Alla conferenza stampa per l’annuncio della mostra intitolata ”Cola dell”Amatrice -L”indimenticabile” era presente il dirigente del Servizio Cultura della Regione Marche, Raimondo Orsetti per fare il punto sull’iniziativa che partirà proprio da Ascoli Piceno, (Pinacoteca civica) a dicembre 2016 e proseguirà poi a l’Aquila, Mantova e Milano.

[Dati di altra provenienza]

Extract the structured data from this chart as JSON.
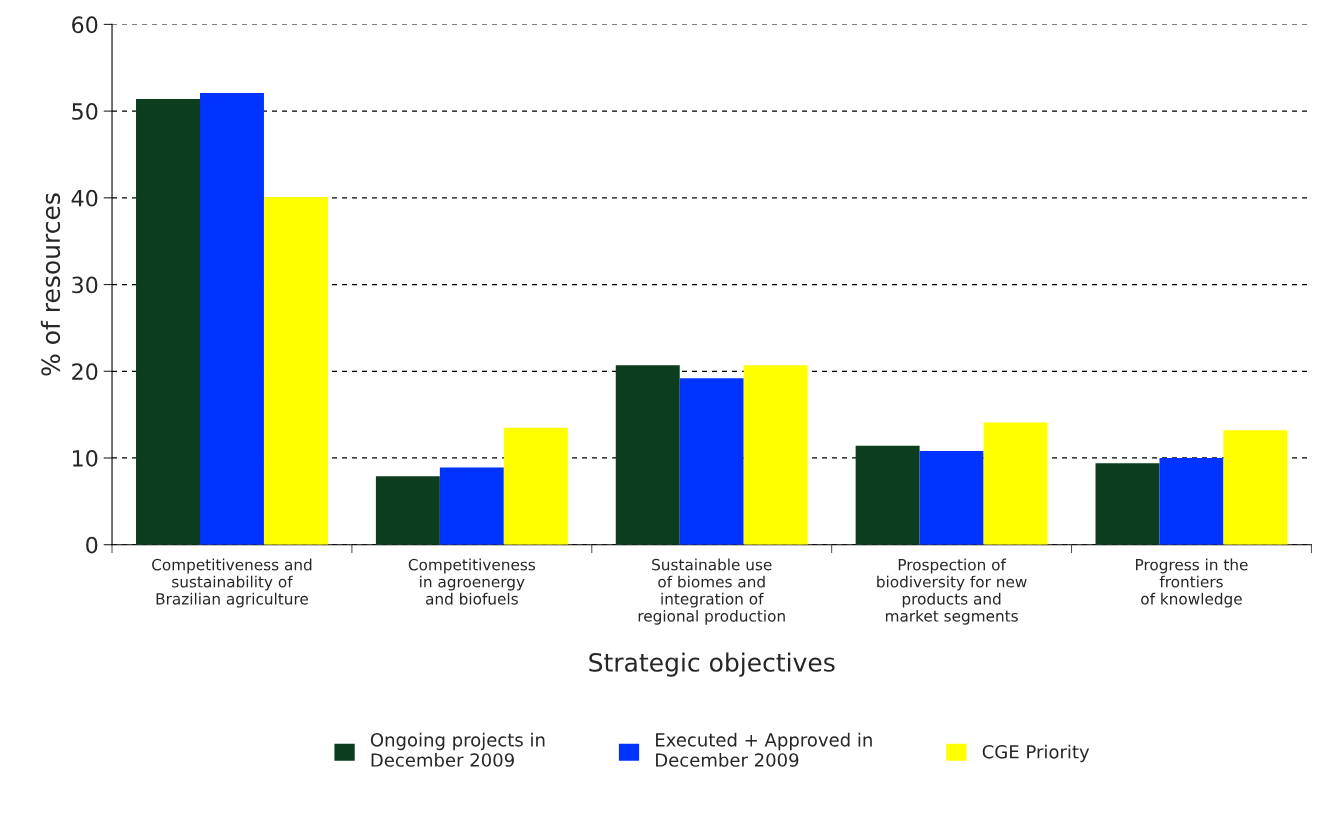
{
  "chart_data": {
    "type": "bar",
    "categories": [
      "Competitiveness and\nsustainability of\nBrazilian agriculture",
      "Competitiveness\nin agroenergy\nand biofuels",
      "Sustainable use\nof biomes and\nintegration of\nregional production",
      "Prospection of\nbiodiversity for new\nproducts and\nmarket segments",
      "Progress in the\nfrontiers\nof knowledge"
    ],
    "series": [
      {
        "name": "Ongoing projects in\nDecember 2009",
        "color": "#0b3d1e",
        "values": [
          51.4,
          7.9,
          20.7,
          11.4,
          9.4
        ]
      },
      {
        "name": "Executed + Approved in\nDecember 2009",
        "color": "#0033ff",
        "values": [
          52.1,
          8.9,
          19.2,
          10.8,
          10.0
        ]
      },
      {
        "name": "CGE Priority",
        "color": "#ffff00",
        "values": [
          40.1,
          13.5,
          20.7,
          14.1,
          13.2
        ]
      }
    ],
    "xlabel": "Strategic objectives",
    "ylabel": "% of resources",
    "ylim": [
      0,
      60
    ],
    "yticks": [
      0,
      10,
      20,
      30,
      40,
      50,
      60
    ],
    "grid": "y",
    "legend": "bottom"
  }
}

“Una figura artistica, protagonista del Rinascimento- prosegue Pieroni- e simbolo di quel paese oggi distrutto dal sisma, tanto da prenderne il nome. Oggi Cola dell’Amatrice e la sua Arte, con una mostra specifica il cui ricavato sarà devoluto ai paesi terremotati, possono non solo rappresentare evidentemente l’antico legame che unisce da sempre questi luoghi oggi accomunati dalla tragedia, ma anche un unico spirito identitario che caratterizza le comunità colpite e che si esprime con forza anche a livello culturale. Forte identità, dunque, che è necessario mantenere e sostenere con ogni azione, perché costituisce l’antidoto al veleno dello scoraggiamento. Un’iniziativa, quindi, che servirà a non spegnere l’attenzione sui nostri territori, a coagulare attorno alla cultura e all’arte le migliori energie e i più buoni intenti. E non da ultimo anche a far comprendere che le Marche, nonostante le grandi catastrofi che ciclicamente ci feriscono, sanno caparbiamente rialzarsi e continuano ad essere una terra fantastica, piena di capolavori”.

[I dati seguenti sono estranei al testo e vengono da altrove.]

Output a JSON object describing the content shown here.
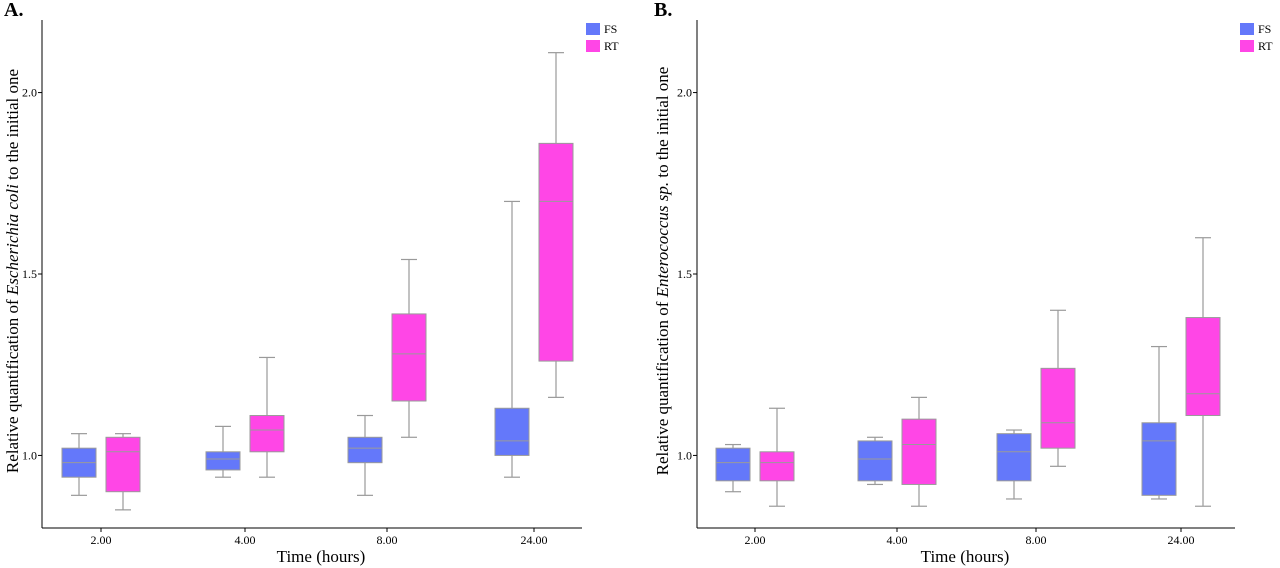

Nicola Filotesio, in arte Cola dell’Amatrice è stato pittore, architetto e scultore e si formò, lavorò e si sposò proprio ad Ascoli Piceno dove sono ospitate nella Pinacoteca civica numerose opere tra affreschi, pale d’altare, polittici e statue , così come nella Chiesa di Sant’ Agostino , di San Pietro Martire e al Museo Diocesano. Altre opere si trovano a Mozzano, Chiesa parrocchiale e a Ripatransone nella Pinacoteca civica.

A testimoniare l’attività di Cola dell’Amatrice ad Ascoli, lo stesso Vittorio Sgarbi scrive: “… nasce nel 1480, tre anni prima di Raffaello, e si candida a essere un artista eccentrico nei suoi anni, riparato nelle Marche, soprattutto ad Ascoli Piceno e non interessato a competere a Roma con più grandi maestri, che studia e ammira, mostrandosi informato sui pensieri nuovi di Raffaello e Michelangelo… Oltre alla novità delle invenzioni pittoriche, sono anche gli anni del più forte impegno di Cola per Ascoli. La facciata posteriore del palazzo del Popolo ad Ascoli reca al di sotto del cornicione l’iscrizione: «Cola Amatricianus pict. et archit.», e la data 1520″.